Q&A: Peter Fairfax, Head of Data Science
We spoke to Peter Fairfax, Data Science Manager at Brandwatch, to find out more about ChatGPT and the Large Language Models (LLM) that are driving these new developments, as well as what Brandwatch and our industry can expect in the future.
Hi Peter, these developments using ChatGPT are very exciting! Can you tell us more about ChatGPT and how it works?
“ChatGPT is a language model, as there are many others. Simply put, a language model analyzes the probability of words being spelled, based on existing texts that have been shown to the model. For example, suppose we have the following quote: Will Smith likes to eat [EXEMPLE].
A language model can compare the probability that [EXEMPLE] it is made up of many words, like spaghetti or cats. Will Smith is not a cat-eating psychopath and recently there has been an online fascination with raw AI-generated videos showing him eating spaghetti. A model trained from this data will likely think spaghetti is more likely to be eaten than cats.
The predictive text on your phone is based on a simple language model. Bigger models may be more complicated, but the point is that language models are powered by word probabilities.”
Why is ChatGPT so important if it’s just another language model?
“For several reasons. First, this is a particularly large and sophisticated model. As language models get larger and are fed with more data, they tend to be able to solve larger and more complex tasks. For example, ChatGPT and GPT-4 can write code and answer complex questions. Bigger and more trained models can do more abstract and complicated tasks and help us unlock other features like we will be launching soon. To me, the newest LLM feature shows that we are working see AI outperform humans on some linguistic tasks, such as the linguistic equivalent of Deep Blue beating the best human chess champion in 1997.
Unfortunately for machines, this means that from now on they’ll probably spend more time answering questions about lost packages than enjoying playing board games, but that’s fine by me.”
There is a lot of advertising, but what are the limits?
“ChatGPT is incredibly good in many areas, but even the best technology has weaknesses. In the case of ChatGPT, it lacks up-to-date knowledge and sometimes struggles with calculations.
Also, the internet is sometimes a dark and strange place, where people share all kinds of opinions. This material can end up in LLM training data, so they sometimes repeat opinions that we feel are disreputable or wrong.
How will Brandwatch technology work with more sophisticated LLMs in the future?
“As I said, these models aren’t perfect, but they complement our technology.
ChatGPT has no idea what’s going on right now: its training data ends in September 2021. Brandwatch Consumer Research (BCR) receives up to 50,000 new documents per second and enriches each of them with sentiment, location, entities based on GPT and all other metadata in minutes.
ChatGPT can struggle with arithmetic, confidently giving plausible but wrong answers. In contrast, Brandwatch is designed to analyze data at scale and create insights using AI, statistics and complex aggregations. Our new features combine the best of ChatGPT and Brandwatch, so you get reliable real-time quantitative insights that are even easier for the user to understand.
One example is AI-powered conversational insights. This lets you click on any data point in our dashboard, such as peaks or segments in your data, and now with ChatGPT’s power to summarize large amounts of text, you’ll get a succinct, natural language overview of what’s driving fashion.

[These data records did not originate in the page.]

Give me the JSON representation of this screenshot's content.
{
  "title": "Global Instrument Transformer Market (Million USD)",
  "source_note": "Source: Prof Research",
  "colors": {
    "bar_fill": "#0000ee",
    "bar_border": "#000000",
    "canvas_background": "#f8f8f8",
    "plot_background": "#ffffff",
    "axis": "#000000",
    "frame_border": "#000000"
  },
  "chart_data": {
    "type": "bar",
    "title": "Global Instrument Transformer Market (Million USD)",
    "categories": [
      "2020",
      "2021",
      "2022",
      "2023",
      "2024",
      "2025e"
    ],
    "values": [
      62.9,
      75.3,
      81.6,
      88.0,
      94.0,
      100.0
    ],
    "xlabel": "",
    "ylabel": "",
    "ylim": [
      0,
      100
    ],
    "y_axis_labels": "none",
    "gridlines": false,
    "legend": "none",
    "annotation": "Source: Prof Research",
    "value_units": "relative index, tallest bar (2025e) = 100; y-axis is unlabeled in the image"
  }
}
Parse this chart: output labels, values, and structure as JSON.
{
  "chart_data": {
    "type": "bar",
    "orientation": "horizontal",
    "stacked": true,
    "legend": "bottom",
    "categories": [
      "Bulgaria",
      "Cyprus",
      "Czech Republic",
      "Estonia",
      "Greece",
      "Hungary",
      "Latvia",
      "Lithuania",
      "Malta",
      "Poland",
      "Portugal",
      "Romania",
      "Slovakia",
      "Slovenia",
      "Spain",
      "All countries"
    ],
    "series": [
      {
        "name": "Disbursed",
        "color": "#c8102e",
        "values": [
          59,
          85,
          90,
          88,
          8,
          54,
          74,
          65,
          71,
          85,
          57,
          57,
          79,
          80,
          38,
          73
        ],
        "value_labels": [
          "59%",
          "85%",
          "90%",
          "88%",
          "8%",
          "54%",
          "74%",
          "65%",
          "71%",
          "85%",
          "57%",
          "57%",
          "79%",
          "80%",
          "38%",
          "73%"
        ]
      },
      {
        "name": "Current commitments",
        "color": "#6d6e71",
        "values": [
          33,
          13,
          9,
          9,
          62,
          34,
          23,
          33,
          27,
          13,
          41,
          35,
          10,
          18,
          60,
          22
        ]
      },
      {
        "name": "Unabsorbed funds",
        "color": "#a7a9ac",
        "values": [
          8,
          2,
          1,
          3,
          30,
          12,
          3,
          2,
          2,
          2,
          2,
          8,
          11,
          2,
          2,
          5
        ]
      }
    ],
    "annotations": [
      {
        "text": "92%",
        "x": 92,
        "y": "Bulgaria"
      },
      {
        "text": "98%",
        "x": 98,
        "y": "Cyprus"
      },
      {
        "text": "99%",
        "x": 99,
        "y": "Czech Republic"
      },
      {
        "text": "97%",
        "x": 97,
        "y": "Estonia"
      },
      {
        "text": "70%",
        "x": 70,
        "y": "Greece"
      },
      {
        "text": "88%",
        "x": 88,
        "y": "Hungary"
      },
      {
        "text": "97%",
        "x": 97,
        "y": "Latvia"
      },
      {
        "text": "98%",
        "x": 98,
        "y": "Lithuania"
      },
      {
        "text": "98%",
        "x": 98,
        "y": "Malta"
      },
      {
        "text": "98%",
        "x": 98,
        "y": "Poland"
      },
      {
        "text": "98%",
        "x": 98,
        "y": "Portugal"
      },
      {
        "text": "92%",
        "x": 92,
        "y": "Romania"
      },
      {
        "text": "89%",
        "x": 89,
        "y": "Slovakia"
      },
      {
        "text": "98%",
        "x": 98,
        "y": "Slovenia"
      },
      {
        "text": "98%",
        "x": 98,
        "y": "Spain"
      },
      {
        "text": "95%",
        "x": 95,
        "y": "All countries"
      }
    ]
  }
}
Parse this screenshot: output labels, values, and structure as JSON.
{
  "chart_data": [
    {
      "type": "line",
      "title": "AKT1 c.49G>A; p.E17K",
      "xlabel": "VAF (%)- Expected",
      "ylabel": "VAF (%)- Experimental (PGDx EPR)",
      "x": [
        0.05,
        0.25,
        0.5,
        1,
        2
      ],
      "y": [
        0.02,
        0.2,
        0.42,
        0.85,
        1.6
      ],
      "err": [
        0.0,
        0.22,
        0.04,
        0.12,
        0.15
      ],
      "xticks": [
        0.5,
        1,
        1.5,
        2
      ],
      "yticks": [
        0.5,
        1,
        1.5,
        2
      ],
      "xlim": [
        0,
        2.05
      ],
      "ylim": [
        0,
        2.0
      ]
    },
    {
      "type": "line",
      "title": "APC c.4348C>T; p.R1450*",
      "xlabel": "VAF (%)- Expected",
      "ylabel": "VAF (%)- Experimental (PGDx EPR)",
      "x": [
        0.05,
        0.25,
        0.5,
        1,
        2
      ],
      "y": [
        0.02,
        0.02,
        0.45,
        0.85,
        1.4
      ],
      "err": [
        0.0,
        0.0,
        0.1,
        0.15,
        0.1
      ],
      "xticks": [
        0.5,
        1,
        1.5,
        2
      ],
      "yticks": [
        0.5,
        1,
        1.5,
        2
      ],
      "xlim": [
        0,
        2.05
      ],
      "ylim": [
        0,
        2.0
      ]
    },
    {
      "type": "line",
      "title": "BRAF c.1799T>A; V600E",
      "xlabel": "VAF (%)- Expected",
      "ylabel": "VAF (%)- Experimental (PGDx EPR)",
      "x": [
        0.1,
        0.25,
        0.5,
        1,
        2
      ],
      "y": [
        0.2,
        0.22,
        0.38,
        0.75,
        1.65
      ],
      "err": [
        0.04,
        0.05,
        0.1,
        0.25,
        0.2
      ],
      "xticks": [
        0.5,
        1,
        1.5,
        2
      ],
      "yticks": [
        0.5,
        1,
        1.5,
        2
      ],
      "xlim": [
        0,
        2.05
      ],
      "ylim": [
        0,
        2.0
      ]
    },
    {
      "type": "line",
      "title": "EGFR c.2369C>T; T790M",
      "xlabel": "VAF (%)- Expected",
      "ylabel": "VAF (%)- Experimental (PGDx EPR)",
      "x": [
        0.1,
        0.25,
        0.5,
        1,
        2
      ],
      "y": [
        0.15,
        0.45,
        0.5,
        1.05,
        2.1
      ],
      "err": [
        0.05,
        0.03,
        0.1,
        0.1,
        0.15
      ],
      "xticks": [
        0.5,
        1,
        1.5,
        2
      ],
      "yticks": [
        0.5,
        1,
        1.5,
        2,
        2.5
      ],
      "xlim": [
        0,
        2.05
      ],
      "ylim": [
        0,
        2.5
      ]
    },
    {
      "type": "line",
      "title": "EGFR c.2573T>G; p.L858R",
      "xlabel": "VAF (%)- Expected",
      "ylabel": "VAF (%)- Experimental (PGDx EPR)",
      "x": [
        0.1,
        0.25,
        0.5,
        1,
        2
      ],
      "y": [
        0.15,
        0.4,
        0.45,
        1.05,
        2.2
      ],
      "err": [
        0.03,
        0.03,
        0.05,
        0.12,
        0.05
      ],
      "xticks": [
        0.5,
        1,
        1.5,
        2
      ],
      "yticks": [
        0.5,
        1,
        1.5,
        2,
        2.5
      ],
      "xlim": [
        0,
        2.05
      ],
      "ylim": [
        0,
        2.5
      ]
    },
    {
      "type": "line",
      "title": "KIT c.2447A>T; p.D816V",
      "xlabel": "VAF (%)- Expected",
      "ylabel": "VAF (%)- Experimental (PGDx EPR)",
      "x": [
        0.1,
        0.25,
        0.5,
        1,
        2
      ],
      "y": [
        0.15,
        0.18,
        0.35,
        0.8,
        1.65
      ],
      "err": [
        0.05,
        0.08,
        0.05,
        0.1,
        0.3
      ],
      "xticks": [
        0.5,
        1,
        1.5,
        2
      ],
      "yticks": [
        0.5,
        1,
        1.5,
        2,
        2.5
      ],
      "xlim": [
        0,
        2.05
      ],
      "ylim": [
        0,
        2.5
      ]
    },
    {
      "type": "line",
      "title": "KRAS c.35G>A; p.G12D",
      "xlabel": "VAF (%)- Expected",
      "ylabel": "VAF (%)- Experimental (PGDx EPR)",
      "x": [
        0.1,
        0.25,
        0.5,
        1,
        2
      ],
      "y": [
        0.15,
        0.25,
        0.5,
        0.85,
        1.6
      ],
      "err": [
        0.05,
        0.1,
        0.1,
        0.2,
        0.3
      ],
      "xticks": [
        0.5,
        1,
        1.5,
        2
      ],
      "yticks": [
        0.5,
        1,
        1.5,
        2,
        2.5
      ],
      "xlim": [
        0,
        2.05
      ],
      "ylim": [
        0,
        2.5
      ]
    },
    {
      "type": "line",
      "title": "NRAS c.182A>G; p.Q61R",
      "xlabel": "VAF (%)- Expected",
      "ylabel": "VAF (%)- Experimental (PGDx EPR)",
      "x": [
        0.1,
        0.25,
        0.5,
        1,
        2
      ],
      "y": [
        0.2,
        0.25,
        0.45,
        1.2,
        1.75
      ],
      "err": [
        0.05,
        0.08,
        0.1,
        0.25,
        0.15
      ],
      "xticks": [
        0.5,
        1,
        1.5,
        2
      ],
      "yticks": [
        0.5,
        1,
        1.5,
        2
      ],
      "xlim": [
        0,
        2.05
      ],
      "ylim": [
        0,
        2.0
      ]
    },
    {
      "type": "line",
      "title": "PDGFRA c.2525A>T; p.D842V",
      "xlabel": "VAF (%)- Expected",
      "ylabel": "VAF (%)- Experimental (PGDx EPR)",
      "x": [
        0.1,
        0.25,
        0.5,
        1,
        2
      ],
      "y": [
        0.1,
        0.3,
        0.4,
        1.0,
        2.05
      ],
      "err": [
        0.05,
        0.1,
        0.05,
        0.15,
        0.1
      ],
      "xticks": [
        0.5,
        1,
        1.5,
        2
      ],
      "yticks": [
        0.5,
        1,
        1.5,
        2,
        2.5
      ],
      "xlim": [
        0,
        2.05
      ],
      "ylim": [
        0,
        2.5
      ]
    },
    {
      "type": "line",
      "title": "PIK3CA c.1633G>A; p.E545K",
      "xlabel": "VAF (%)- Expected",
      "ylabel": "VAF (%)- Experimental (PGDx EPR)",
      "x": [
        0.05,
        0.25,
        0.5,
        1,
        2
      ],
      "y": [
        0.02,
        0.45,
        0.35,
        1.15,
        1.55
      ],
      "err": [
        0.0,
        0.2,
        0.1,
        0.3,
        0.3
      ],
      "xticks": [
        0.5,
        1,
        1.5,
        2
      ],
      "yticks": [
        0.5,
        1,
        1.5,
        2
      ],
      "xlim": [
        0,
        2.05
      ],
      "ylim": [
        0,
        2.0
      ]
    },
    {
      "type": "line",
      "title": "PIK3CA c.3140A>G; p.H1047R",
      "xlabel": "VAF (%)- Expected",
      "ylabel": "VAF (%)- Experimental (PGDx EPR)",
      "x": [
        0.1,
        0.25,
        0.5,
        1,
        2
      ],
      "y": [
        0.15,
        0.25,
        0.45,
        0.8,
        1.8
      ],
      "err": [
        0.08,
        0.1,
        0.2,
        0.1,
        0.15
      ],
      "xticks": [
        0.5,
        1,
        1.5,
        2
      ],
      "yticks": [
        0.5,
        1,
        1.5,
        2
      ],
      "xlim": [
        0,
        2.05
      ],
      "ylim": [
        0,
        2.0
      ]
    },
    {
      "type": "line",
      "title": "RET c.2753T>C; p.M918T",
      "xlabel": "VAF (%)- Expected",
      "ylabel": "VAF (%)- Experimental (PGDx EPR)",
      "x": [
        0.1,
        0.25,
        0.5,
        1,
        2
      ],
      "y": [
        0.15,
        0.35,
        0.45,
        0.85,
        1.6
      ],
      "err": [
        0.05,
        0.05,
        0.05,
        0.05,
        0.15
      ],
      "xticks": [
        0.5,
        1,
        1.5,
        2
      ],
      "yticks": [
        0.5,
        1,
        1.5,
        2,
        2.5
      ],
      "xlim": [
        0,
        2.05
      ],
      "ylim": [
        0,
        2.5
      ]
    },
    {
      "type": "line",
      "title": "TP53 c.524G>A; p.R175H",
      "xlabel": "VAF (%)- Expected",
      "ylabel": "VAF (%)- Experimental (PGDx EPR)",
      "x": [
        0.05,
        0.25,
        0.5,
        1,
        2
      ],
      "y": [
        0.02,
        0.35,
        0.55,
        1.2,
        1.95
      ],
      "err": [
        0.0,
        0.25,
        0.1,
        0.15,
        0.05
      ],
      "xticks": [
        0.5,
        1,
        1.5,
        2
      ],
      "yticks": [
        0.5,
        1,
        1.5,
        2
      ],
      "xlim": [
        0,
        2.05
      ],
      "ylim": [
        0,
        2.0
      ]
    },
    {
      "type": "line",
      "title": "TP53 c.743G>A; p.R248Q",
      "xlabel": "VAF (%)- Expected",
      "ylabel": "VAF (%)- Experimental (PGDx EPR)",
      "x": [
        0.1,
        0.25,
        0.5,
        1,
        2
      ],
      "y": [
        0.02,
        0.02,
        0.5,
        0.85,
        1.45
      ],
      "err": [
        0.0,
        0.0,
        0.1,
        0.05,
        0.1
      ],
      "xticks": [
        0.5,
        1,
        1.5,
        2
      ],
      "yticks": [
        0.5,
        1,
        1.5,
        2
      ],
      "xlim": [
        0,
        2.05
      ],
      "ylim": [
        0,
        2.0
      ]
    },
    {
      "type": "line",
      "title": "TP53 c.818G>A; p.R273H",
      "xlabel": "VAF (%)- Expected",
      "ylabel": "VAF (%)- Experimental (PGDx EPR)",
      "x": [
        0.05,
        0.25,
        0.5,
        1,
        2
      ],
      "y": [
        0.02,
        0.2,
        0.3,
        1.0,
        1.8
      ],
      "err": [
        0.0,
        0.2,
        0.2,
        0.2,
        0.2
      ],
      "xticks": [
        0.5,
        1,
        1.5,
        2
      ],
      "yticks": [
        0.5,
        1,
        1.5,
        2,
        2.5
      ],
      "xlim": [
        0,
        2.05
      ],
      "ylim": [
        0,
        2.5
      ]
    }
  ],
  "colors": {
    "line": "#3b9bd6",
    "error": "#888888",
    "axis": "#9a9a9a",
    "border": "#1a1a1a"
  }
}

More broadly, I expect we’ll see a shift towards chatbot-like functionality for non-experts, allowing people to interact with all of our data without having to know all the tricks to learn lessons from the noise. Behind the scenes, this will require more information to be explained in text form, and I really hope this has the side effect of improving accessibility for blind and visually impaired people.”
What will be the impact of LLMs on the future of our industry?
“It is impossible to predict, but I would say in advance: more ways of interacting, a perfect combination of digital AI and language models and fostering human creativity.
We should be able to make social listening available to more people and leverage technologies like AI-powered research. It’s good that you no longer need to be a Boolean expert to write queries, but the new LLMs will also make it easier and faster to synthesize information and tell stories.
Statistics will always have a key role to play and the world of AI beyond language models. They will continue to be the backbone for real-time analytics and monitoring, as well as long-term forecasting, and will link more closely to language models.
ChatGPT and other LLMs are capable of producing human sounding content extremely effectively and will continue to improve. The companies with the best long-term future are the ones that listen carefully to their users and think creatively about the fundamental problems that AI can solve, as well as the parts of the job that users want to spend the least time on. .
There will be risks along the way, and we shouldn’t get caught up in the hype to the point where we forget our ethical and scientific standards. As data scientists, we have ethical obligations in terms of accuracy and robustness. But there will also be a lot of serendipity, and I’m really excited to see what amazing things we’re now able to build and who we can help along the way.”